The litigious Wright Brothers

I've just finished reading David McCullough's latest hagiography, this one dealing with The Wright Brothers. I enjoyed it, of course--that's Mr McCullough's specialty. And I'd quite forgotten, if indeed I ever knew, that Orville Wright not only long outlived his older and more dominant brother, but long enough to see their invention leap the Atlantic Ocean, lay waste to Warsaw and Hiroshima, and even begin to soar aloft on a stream of hot air.

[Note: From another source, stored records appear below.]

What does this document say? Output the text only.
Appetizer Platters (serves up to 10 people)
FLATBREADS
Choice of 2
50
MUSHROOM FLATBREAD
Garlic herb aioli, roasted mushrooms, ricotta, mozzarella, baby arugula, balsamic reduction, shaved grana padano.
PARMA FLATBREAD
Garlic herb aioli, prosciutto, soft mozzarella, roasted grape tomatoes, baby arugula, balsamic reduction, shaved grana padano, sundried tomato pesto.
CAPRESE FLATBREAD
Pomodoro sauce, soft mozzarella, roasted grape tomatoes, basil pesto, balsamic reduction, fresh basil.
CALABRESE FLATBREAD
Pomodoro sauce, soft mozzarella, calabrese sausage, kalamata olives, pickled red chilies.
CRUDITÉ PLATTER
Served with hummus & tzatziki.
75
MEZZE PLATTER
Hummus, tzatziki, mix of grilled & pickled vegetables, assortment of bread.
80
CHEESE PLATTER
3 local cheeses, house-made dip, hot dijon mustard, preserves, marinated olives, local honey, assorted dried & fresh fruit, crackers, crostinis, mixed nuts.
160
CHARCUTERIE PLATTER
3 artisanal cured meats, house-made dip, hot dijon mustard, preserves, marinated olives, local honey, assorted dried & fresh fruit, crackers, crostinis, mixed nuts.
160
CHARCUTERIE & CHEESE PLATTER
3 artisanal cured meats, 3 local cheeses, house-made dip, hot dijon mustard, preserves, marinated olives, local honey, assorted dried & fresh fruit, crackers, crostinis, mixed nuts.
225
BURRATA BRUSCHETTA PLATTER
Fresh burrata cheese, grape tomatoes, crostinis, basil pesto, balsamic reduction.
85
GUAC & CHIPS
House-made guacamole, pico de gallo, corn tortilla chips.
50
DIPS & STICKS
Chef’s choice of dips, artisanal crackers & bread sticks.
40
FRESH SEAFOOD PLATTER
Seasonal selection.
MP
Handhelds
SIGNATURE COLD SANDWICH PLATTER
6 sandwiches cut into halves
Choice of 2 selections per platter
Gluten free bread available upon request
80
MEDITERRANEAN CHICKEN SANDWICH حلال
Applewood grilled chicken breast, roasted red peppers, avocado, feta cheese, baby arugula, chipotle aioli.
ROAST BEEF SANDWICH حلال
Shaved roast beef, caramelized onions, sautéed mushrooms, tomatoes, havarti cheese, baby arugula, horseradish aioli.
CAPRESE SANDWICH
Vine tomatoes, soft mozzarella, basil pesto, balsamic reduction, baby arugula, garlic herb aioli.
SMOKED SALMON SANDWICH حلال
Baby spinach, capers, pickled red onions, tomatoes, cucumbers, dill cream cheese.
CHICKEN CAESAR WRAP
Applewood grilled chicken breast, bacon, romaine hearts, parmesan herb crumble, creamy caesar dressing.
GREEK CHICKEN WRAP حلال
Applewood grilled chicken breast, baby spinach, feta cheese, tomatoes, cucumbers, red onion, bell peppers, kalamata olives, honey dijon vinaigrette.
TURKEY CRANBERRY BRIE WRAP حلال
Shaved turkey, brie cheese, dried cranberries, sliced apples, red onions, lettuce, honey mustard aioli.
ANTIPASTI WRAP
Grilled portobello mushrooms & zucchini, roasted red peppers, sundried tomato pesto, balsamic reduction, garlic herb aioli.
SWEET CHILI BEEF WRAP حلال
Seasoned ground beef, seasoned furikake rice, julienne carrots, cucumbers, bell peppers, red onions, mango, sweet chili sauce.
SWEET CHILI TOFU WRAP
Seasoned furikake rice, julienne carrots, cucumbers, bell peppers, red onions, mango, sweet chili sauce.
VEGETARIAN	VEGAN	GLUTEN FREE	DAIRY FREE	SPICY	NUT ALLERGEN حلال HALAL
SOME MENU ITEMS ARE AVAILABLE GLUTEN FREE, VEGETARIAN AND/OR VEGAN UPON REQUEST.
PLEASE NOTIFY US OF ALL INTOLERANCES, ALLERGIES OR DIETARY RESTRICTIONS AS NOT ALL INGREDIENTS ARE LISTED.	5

The author doesn't much dwell on these later years, preferring to spend his time on the day-to-day minutiae of the brothers' lives, and indeed that of their sister Katharine, treating us to all their letters home, and from home to them. (Sometimes, I confess, to the point where my eyelids drooped.) Alas, Mr McCullough stops the detail where it gets interesting, when Wilbur and Orville began to sue their competitors and effectively stopped American aviation development dead in its tracks. As a result, when American pilots went to war in 1917, they had to fly British and French warplanes. Only then did US government pressure American airframe manufacturers to pool their patents, so progress could begin again. It was as if Steve Jobs had patented the smartphone, or if the first man to kindle a flame in his cave had claimed the exclusive right to build all future cookfires.